ABIT chose to follow nVIDIA's specified reference design. There's absolutely nothing wrong with this, as their reference designs are quite good. The first thing that jumps out at you is that the Siluro uses a black PCB. While having no bearing on performance, ABIT wants to let you frag and look good doing it. However, there is something odd. The Siluro utilizes passive cooling for the GeForce2 MX400 core. Granted, it is a larger than usual heatsink, but most manufacturers provide an active cooling solution even for their GeForce2 MX products. We'll take a look at what impacts this has later in the article. On a note of interest, ABIT did not include the two mounting holes needed to use coolers such as the ThermalTake Blue Orb. If you do want to mount another heatsink/cooler on the Siluro, you would have to use some form of thermal adhesive.

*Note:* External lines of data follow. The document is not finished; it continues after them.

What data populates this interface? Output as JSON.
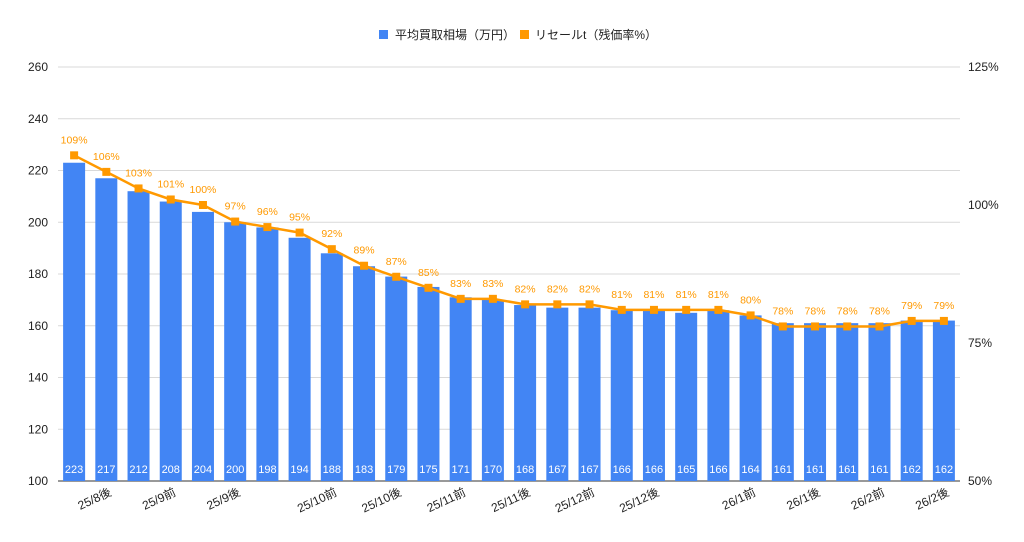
{
  "chart_data": {
    "type": "bar+line",
    "legend_position": "top",
    "grid": true,
    "categories": [
      "",
      "25/8後",
      "",
      "25/9前",
      "",
      "25/9後",
      "",
      "",
      "25/10前",
      "",
      "25/10後",
      "",
      "25/11前",
      "",
      "25/11後",
      "",
      "25/12前",
      "",
      "25/12後",
      "",
      "",
      "26/1前",
      "",
      "26/1後",
      "",
      "26/2前",
      "",
      "26/2後"
    ],
    "series": [
      {
        "name": "平均買取相場（万円）",
        "type": "bar",
        "axis": "left",
        "color": "#4285f4",
        "values": [
          223,
          217,
          212,
          208,
          204,
          200,
          198,
          194,
          188,
          183,
          179,
          175,
          171,
          170,
          168,
          167,
          167,
          166,
          166,
          165,
          166,
          164,
          161,
          161,
          161,
          161,
          162,
          162
        ]
      },
      {
        "name": "リセールt（残価率%）",
        "type": "line",
        "axis": "right",
        "color": "#ff9900",
        "values": [
          109,
          106,
          103,
          101,
          100,
          97,
          96,
          95,
          92,
          89,
          87,
          85,
          83,
          83,
          82,
          82,
          82,
          81,
          81,
          81,
          81,
          80,
          78,
          78,
          78,
          78,
          79,
          79
        ]
      }
    ],
    "y_left": {
      "range": [
        100,
        260
      ],
      "ticks": [
        "100",
        "120",
        "140",
        "160",
        "180",
        "200",
        "220",
        "240",
        "260"
      ]
    },
    "y_right": {
      "range": [
        50,
        125
      ],
      "ticks": [
        "50%",
        "75%",
        "100%",
        "125%"
      ]
    }
  }
}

Another point of interest is that the Siluro MX400 is outfitted with 64MB of SDR RAM. The Siluro uses eight 6ns EliteMT chips to achieve this capacity. This amount of RAM used to be a luxury item, but in recent months, the price of 6ns (166MHz) SDR RAM has fallen steadily as faster DDR RAM becomes the norm, to the point where it is finally feasible for manufacturers to use 64MB on a card.
Since this is the Siluro MX400 and not the Siluro T400, TV-out
functionality is not present. On the T400, TV-out functionality is provided by the popular Conexant (Brooktree) BT869KRF chip. However, you can clearly see that the silk screening for the required hardware is already there on the MX400.